Consider the chart Rawls provides on page sixty-two of Justice as Fairness: A Restatement:
The y-axis is the least advantaged group; x, the most advantaged group; D represents the difference principle; N, the Nash point; B is Benthamite utilitarianism; F is feudalism and the J-J line is the highest equal justice point touched by the D. Here, Rawls is clearly aiming at maximizing the position of the least well-off (see point D) and demonstrating how this involves some sacrifice by the most advantaged group (cf. point B), while maximizing the position of the least advantaged group.
It is important to note that the chart compares the optimal application of alternative distributive principles. Rawls, for expository purposes, is comparing principles bearing differing axiologies (i.e., value systems) in order to amalgamate these principles on a single chart. But one must take care not to over-interpret the significance of the reductionist comparison for purposes of understanding whether the difference principle is maximizing. Rawls clearly interprets the difference principle as maximizing the position of the least advantaged group on the y-axis.

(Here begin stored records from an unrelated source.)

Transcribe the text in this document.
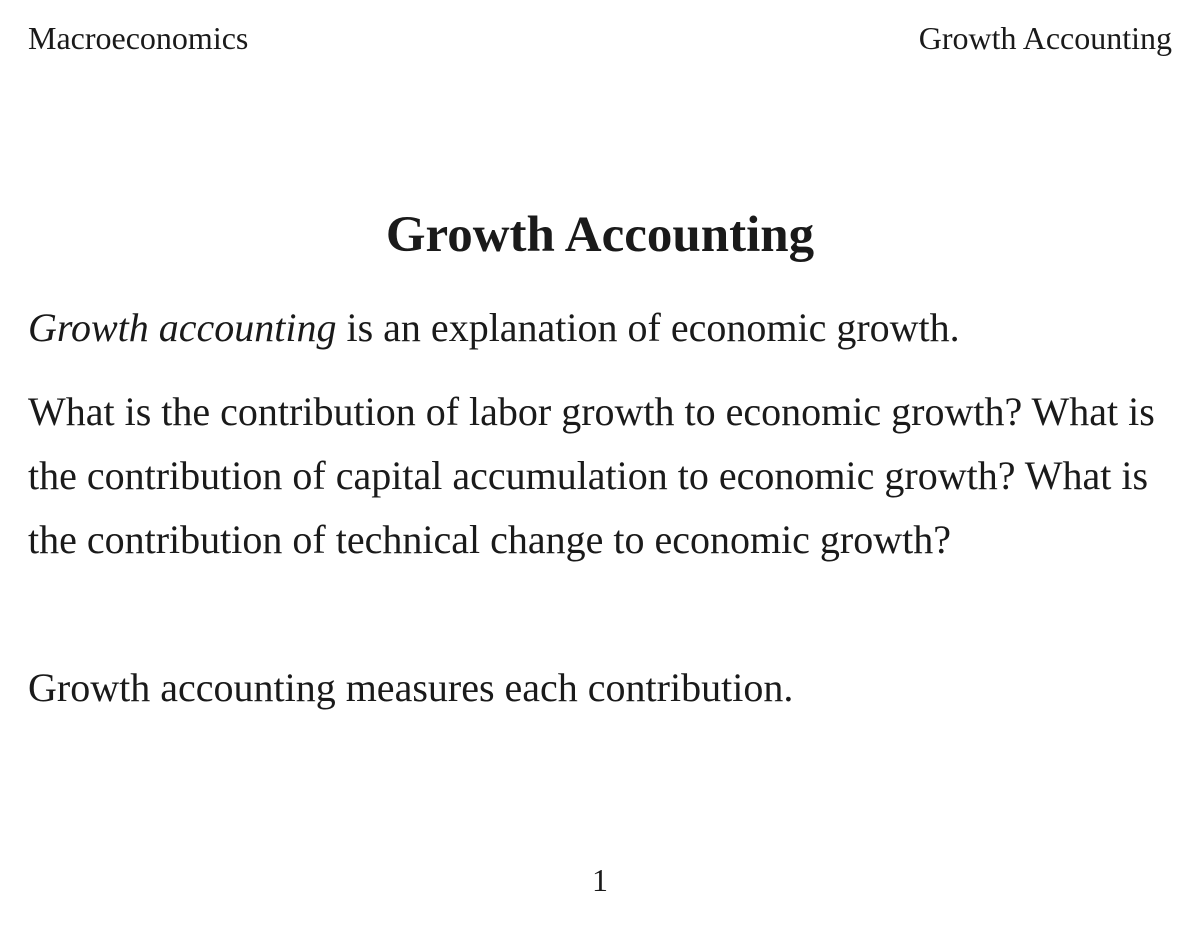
Macroeconomics	Growth Accounting
Growth Accounting

Growth accounting is an explanation of economic growth.

What is the contribution of labor growth to economic growth? What is the contribution of capital accumulation to economic growth? What is the contribution of technical change to economic growth?

Growth accounting measures each contribution.

1
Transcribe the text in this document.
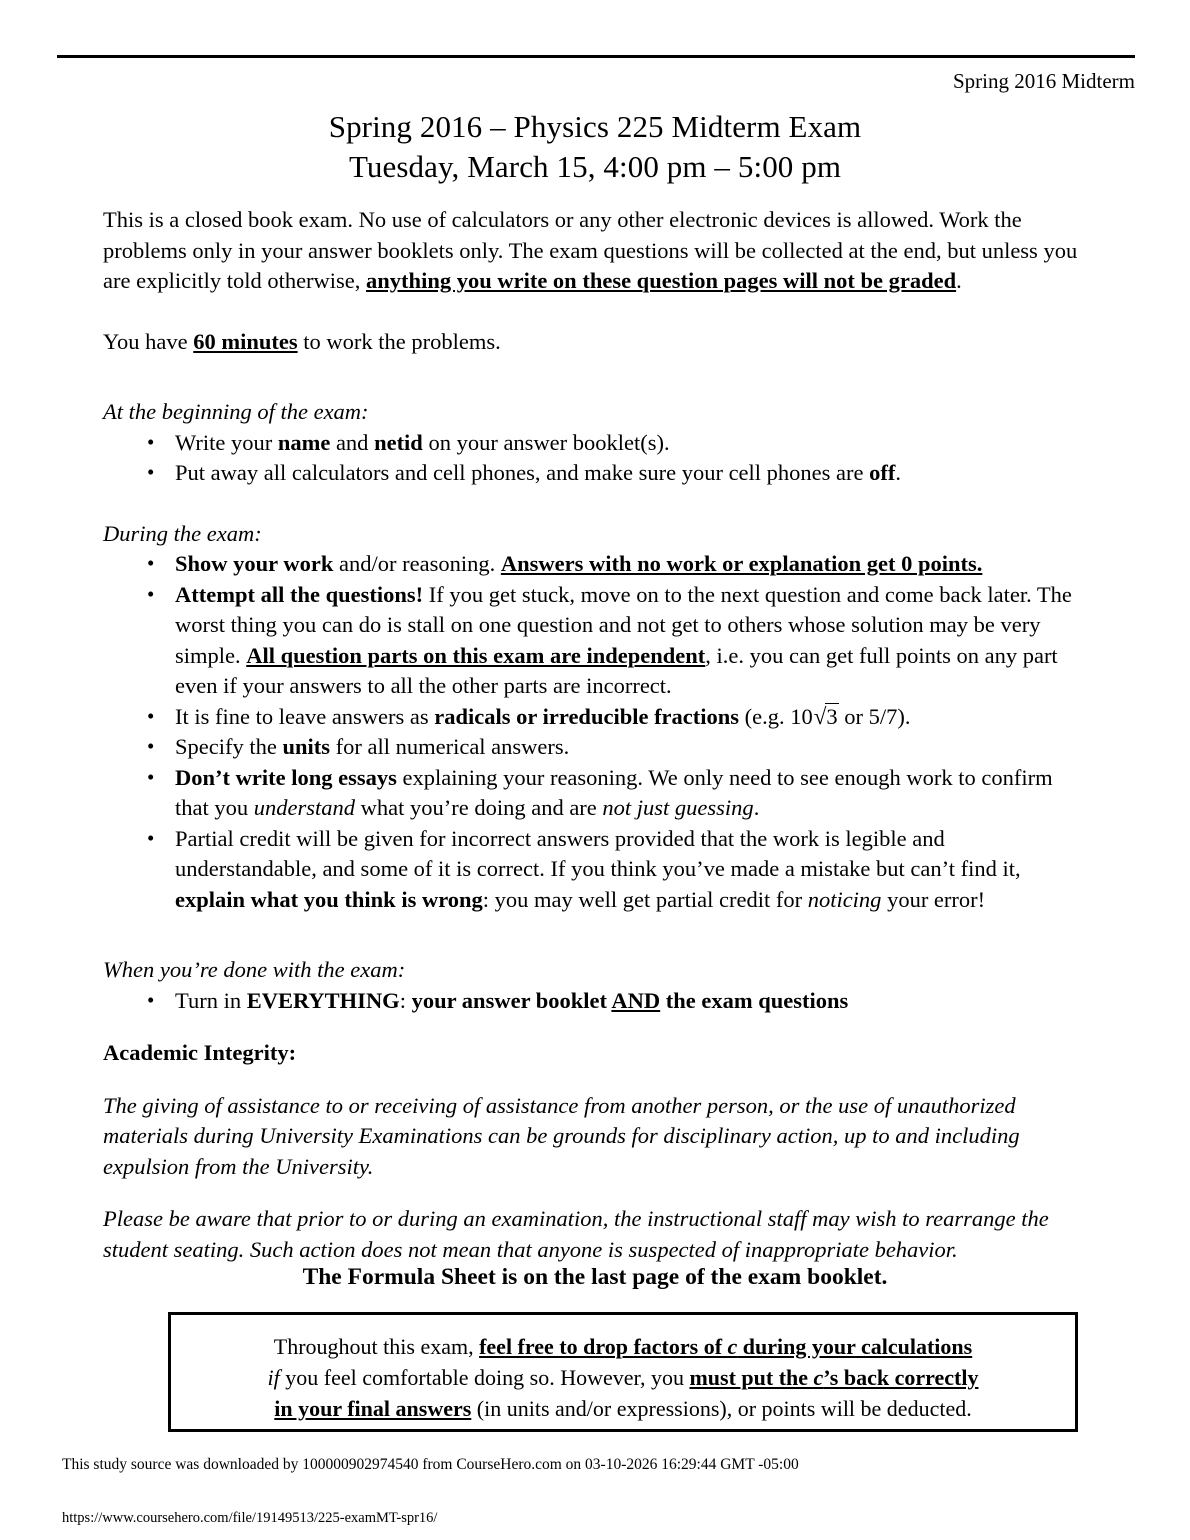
Spring 2016 Midterm
Spring 2016 – Physics 225 Midterm Exam
Tuesday, March 15, 4:00 pm – 5:00 pm

This is a closed book exam. No use of calculators or any other electronic devices is allowed. Work the problems only in your answer booklets only. The exam questions will be collected at the end, but unless you are explicitly told otherwise, anything you write on these question pages will not be graded.

You have 60 minutes to work the problems.

At the beginning of the exam:

• Write your name and netid on your answer booklet(s).
• Put away all calculators and cell phones, and make sure your cell phones are off.

During the exam:

• Show your work and/or reasoning. Answers with no work or explanation get 0 points.
• Attempt all the questions! If you get stuck, move on to the next question and come back later. The worst thing you can do is stall on one question and not get to others whose solution may be very simple. All question parts on this exam are independent, i.e. you can get full points on any part even if your answers to all the other parts are incorrect.
• It is fine to leave answers as radicals or irreducible fractions (e.g. 10√3 or 5/7).
• Specify the units for all numerical answers.
• Don’t write long essays explaining your reasoning. We only need to see enough work to confirm that you understand what you’re doing and are not just guessing.
• Partial credit will be given for incorrect answers provided that the work is legible and understandable, and some of it is correct. If you think you’ve made a mistake but can’t find it, explain what you think is wrong: you may well get partial credit for noticing your error!

When you’re done with the exam:

• Turn in EVERYTHING: your answer booklet AND the exam questions

Academic Integrity:

The giving of assistance to or receiving of assistance from another person, or the use of unauthorized materials during University Examinations can be grounds for disciplinary action, up to and including expulsion from the University.

Please be aware that prior to or during an examination, the instructional staff may wish to rearrange the student seating. Such action does not mean that anyone is suspected of inappropriate behavior.

The Formula Sheet is on the last page of the exam booklet.
Throughout this exam, feel free to drop factors of c during your calculations
if you feel comfortable doing so. However, you must put the c’s back correctly
in your final answers (in units and/or expressions), or points will be deducted.
This study source was downloaded by 100000902974540 from CourseHero.com on 03-10-2026 16:29:44 GMT -05:00
https://www.coursehero.com/file/19149513/225-examMT-spr16/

The upshot is that while Rawlsianism does not invoke maximization regarding monetary shares—in this Freeman would be absolutely correct—the theory is, nevertheless, maximizing. Once sufficient basic liberty, in respect of the two moral powers, and equality of opportunity are established, the correct comparison is among competing sets of institutions in their capacity to maximize the position of the least well-off. While this is not the account typically found in the economic analysis of law, it is nevertheless a maximizing and consequentialist theory, if a constrained one. A commitment to any independent or newly advanced intra-schemic relational conception of economic equality would appear unmotivated, given the full Rawlsian conception of reciprocity. This, too, is not merely a scholastic exercise. Interpreting Rawls as other than maximizing in making the final inter-schemic selection among completing sets of legal and political rules would, in our view, upset the (derived) account of intra-schemic reciprocity that owes to the selection itself.
There has been a welcome academic shift in perspective with regard to Rawls and the private law. This shift points to the conclusion that despite decades of international debate, there is a Rawlsian account of the private law satisfactory to contractualist theory of its kind. If we are correct, this account conflicts with important aspects of alternative approaches to private law, theoretical and doctrinal. Whether the Rawlsian account is fully satisfactory to those committed to alternative approaches is an open question; but if not, that is, in our view, a question that should be addressed to the acceptability of Rawlsianism itself.